Sandrine Mezolié, inscrite en Master II histoire à l'université de Yaoundé I, a été retrouvée en décomposition avancée sous son lit le mardi 16 Août 2011.
Une odeur nauséabonde nous accueille à l'entrée du couloir qui mène dans la chambre d'étudiant de Sandrine Mezolié.
Nous sommes en pleine matinée du 16 août, à la mini-cité Tel-aviv, au quartier Bonamoussadi, non loin du Cradat à Yaoundé. Il fait frais et le vent qui souffle ne fait qu'empirer le picotement des narines. Mardi soir, le corps de cette étudiante en histoire de l'université de Yaoundé I, niveau Master, a été retrouvé sous son lit, enveloppé dans une moustiquaire. Lorsque le drame a été découvert vers 17h, du sang maculait le sol. La moustiquaire avec laquelle elle était recouverte avait perdu de sa couleur blanche originelle.

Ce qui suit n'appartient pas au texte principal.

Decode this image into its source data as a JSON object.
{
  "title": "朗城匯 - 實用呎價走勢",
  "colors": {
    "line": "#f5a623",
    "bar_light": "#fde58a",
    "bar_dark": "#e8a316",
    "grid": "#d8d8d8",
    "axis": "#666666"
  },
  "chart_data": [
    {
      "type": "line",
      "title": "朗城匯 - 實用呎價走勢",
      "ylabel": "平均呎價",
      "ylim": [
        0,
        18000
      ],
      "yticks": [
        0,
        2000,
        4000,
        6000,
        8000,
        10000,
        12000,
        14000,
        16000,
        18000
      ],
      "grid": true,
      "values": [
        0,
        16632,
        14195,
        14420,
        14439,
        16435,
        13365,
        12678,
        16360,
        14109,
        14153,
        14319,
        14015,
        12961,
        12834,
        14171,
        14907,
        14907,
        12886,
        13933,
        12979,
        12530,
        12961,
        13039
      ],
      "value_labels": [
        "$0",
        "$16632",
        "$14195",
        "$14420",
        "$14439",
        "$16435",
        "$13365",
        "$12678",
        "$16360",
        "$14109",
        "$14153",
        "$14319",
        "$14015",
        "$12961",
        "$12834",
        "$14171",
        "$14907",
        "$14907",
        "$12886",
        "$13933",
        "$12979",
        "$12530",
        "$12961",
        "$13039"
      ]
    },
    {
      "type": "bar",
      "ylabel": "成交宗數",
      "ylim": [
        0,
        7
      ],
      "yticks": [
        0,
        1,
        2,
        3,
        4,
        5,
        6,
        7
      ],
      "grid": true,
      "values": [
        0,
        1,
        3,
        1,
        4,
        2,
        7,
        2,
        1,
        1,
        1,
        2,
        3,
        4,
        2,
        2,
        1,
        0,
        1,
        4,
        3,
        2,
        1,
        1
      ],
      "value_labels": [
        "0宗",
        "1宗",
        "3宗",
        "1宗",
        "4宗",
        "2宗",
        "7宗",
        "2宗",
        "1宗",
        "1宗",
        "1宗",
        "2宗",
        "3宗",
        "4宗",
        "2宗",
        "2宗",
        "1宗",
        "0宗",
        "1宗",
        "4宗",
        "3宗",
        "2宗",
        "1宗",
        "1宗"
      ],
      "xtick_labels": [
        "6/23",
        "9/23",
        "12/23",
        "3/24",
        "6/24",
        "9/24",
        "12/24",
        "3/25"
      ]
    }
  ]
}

Belle, calme, intelligente
Sandrine Mezolié était une remarquable soliste au sein de la chorale Solideo Gloria de l'Eglise presbytérienne du Cameroun, paroisse d'Obili. Ses amis de cette chorale où elle était par ailleurs secrétaire commencent alors à s'inquiéter lorsqu'ils ne voient pas Sandrine à la rencontre hebdomadaire de jeudi, pourtant « jamais » absente à ces réunions. C'est en effet depuis ce 11 août que son téléphone renvoie les appelants à la messagerie vocale. Toutes les tentatives de la joindre ayant échoué, le président de la chorale, un certain Georges, décide de se rendre chez elle avant-hier. A son arrivée, il trouve la porte de Sandrine fermée de l'extérieur avec un cadenas. Après avoir cogné avec insistance, il décide de casser la porte. Et découvre « l'impensable ». A en croire les voisins et les amis de la défunte, elle serait morte entre jeudi 11 et samedi 13 août. Au moment où son corps est découvert, l'on remarque une partie de son abdomen largement ouverte. Ce qui fait croire à son entourage qu'elle a été assassinée soit par un coup de fusil, soit par un coup de couteau. Mais qui aurait pu autant en vouloir à Sandrine, au point de lui ôter la vie ? Fabrice, son ami, voisin et camarade au sein de la Jeunesse active presbytérienne et évangélique, mouvement chrétien dans lequel Sandrine était censeur, n'en revient pas. Il n'imagine pas encore pourquoi quelqu'un en voudrait à cette belle fille, au teint clair, courte, mince, avec ses doigts et ses pieds toujours bien taillés et qui en rajoutaient au charme de son calme. Sandrine était alors un personnage très effacé, timide, très peu bavard, mais toujours souriant. D'une pudeur « extrême ». D'ailleurs elle ne parlait jamais de son « boyfriend », que Fabrice et sa cousine Larissa disent qu'ils n'ont jamais vu.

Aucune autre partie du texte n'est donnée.